Member of Parliament for North Cape Breton and Victoria
- In office July 1923 – September 1925
- Preceded by: Daniel Duncan McKenzie
- Succeeded by: Lewis Wilkieson Johnstone

Personal details
- Born: Fenwick Lionel Kelly 28 March 1863 North Sydney, Nova Scotia
- Died: 7 February 1944 (aged 80) North Sydney, Nova Scotia
- Party: Liberal
- Spouse: Laidee Cohoon
- Profession: broker, farmer, merchant

= Fenwick Lionel Kelly =

Canadian politician

Fenwick Lionel Kelly (28 March 1863 - 7 February 1944) was a Liberal party member of the House of Commons of Canada. He was born in North Sydney, Nova Scotia and became a broker, farmer and merchant.

The son of James Kelly and Rachel Way, he was educated in North Sydney and entered business there. In 1891, he married Laidee Cohoon.
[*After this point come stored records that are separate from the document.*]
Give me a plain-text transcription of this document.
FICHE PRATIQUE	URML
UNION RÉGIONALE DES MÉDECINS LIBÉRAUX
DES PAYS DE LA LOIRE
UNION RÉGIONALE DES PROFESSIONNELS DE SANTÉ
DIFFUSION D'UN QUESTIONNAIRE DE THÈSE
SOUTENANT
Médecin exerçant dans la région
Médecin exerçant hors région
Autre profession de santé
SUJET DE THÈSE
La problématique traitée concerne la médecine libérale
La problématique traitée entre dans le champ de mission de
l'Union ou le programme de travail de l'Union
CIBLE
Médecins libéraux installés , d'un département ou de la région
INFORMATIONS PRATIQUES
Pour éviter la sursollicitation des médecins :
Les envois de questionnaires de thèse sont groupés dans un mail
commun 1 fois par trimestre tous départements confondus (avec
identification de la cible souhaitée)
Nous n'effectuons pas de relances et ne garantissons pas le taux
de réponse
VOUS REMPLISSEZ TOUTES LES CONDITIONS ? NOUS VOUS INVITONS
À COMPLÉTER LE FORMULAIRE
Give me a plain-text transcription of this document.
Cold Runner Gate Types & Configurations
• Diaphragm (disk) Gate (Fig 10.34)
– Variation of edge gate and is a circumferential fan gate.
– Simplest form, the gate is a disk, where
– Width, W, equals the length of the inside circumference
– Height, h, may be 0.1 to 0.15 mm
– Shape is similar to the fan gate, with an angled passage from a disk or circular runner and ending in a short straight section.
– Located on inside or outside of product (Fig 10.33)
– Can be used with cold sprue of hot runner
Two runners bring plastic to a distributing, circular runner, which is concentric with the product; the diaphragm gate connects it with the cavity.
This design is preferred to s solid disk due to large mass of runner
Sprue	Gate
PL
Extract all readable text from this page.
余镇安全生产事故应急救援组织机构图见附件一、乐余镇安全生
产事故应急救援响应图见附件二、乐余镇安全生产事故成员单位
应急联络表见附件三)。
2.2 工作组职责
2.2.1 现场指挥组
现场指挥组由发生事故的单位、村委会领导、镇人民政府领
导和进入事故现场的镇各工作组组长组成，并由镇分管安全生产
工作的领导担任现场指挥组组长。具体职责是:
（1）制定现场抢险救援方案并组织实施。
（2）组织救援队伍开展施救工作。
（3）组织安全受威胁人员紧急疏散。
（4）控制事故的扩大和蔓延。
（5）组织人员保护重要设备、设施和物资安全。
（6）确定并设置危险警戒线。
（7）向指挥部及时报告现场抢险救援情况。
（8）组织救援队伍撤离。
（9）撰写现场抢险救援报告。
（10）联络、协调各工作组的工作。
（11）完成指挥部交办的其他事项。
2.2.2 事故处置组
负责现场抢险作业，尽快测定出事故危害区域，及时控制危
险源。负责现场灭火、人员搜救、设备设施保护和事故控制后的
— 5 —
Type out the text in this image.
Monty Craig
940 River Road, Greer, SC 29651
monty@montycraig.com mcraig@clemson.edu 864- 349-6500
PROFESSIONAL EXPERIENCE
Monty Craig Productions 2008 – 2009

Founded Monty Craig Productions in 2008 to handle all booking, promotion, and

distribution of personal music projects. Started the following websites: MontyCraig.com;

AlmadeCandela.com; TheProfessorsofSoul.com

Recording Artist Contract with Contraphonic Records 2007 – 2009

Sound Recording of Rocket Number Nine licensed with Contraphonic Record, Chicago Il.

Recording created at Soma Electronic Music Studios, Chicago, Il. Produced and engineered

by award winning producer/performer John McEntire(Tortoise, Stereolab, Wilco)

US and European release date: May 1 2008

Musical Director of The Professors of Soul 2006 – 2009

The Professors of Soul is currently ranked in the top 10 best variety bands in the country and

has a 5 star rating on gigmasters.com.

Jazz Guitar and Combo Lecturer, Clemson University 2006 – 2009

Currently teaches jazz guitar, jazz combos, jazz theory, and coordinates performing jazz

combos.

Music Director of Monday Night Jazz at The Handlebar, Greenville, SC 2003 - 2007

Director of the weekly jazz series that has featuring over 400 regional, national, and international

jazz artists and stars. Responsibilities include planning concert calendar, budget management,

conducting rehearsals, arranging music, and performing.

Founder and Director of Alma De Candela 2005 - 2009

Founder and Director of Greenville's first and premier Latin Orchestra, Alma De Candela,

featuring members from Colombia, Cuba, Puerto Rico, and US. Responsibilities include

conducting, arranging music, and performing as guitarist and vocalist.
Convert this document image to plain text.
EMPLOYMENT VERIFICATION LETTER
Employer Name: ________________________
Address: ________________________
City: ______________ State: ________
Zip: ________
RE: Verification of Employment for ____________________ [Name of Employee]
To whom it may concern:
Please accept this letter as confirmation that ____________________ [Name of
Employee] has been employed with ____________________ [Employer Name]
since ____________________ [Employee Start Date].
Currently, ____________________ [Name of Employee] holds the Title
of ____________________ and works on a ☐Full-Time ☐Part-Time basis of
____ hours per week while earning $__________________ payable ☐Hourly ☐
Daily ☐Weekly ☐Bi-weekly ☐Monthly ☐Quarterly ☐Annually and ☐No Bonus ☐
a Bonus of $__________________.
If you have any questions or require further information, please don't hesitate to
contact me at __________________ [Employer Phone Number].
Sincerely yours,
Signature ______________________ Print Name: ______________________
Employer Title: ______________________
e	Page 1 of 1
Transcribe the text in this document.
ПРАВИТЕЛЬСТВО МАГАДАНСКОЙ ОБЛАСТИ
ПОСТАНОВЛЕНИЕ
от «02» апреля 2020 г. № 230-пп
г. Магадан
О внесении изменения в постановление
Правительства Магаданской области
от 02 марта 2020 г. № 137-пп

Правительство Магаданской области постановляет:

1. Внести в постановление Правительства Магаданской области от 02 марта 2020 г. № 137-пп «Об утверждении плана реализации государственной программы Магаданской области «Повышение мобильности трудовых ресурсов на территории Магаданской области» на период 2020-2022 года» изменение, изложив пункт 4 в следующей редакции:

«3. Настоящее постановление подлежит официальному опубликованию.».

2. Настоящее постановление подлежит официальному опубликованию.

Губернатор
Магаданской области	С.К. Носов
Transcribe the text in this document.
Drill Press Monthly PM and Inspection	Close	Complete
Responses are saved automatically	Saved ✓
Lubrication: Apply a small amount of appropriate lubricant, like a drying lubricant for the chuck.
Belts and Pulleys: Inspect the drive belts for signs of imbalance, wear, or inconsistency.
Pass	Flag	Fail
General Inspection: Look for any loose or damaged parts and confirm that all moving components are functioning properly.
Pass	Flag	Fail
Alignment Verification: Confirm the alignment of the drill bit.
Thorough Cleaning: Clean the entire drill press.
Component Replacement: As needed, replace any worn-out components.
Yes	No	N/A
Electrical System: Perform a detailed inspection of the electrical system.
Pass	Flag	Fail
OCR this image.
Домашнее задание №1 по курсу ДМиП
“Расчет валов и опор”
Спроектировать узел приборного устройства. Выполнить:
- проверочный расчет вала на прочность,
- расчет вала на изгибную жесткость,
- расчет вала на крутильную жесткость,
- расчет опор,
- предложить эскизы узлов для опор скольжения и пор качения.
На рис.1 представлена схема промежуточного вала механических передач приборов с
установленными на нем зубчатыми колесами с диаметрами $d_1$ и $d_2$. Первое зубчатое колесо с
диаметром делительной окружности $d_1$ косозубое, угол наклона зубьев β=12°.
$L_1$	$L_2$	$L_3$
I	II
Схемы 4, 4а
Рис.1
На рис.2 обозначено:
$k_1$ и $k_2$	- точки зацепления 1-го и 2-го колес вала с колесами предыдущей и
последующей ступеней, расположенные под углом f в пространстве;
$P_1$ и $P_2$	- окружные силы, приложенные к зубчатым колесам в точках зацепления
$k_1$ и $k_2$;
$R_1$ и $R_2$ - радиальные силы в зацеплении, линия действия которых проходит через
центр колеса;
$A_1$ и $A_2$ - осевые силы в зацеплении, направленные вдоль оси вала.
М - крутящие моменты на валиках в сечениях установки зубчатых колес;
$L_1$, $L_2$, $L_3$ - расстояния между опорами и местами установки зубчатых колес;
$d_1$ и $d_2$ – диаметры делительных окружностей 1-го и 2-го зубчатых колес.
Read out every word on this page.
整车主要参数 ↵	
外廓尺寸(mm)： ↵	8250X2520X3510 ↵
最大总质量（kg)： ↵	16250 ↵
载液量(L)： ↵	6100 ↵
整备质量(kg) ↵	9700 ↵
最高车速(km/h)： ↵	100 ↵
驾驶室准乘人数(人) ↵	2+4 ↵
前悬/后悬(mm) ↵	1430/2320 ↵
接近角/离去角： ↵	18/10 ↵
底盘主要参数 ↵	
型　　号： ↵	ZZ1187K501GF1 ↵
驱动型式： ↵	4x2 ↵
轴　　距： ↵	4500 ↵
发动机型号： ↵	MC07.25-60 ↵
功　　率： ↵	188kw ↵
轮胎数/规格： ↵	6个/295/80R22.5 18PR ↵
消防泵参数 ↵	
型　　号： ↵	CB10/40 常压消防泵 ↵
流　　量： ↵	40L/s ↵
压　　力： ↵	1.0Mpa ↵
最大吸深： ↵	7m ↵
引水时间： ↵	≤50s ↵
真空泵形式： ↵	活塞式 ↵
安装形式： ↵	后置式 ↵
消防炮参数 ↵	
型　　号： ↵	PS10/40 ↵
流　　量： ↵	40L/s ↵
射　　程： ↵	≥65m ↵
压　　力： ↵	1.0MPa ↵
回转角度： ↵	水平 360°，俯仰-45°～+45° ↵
He was first elected to Parliament at the North Cape Breton and Victoria riding in a by-election on 31 July 1923 after Daniel Duncan McKenzie was named to the Supreme Court of Nova Scotia. After completing the remainder of the term of the 14th Canadian Parliament, Kelly was defeated in the 1925 federal election by Lewis Wilkieson Johnstone of the Conservatives, as the riding was then renamed Cape Breton North—Victoria.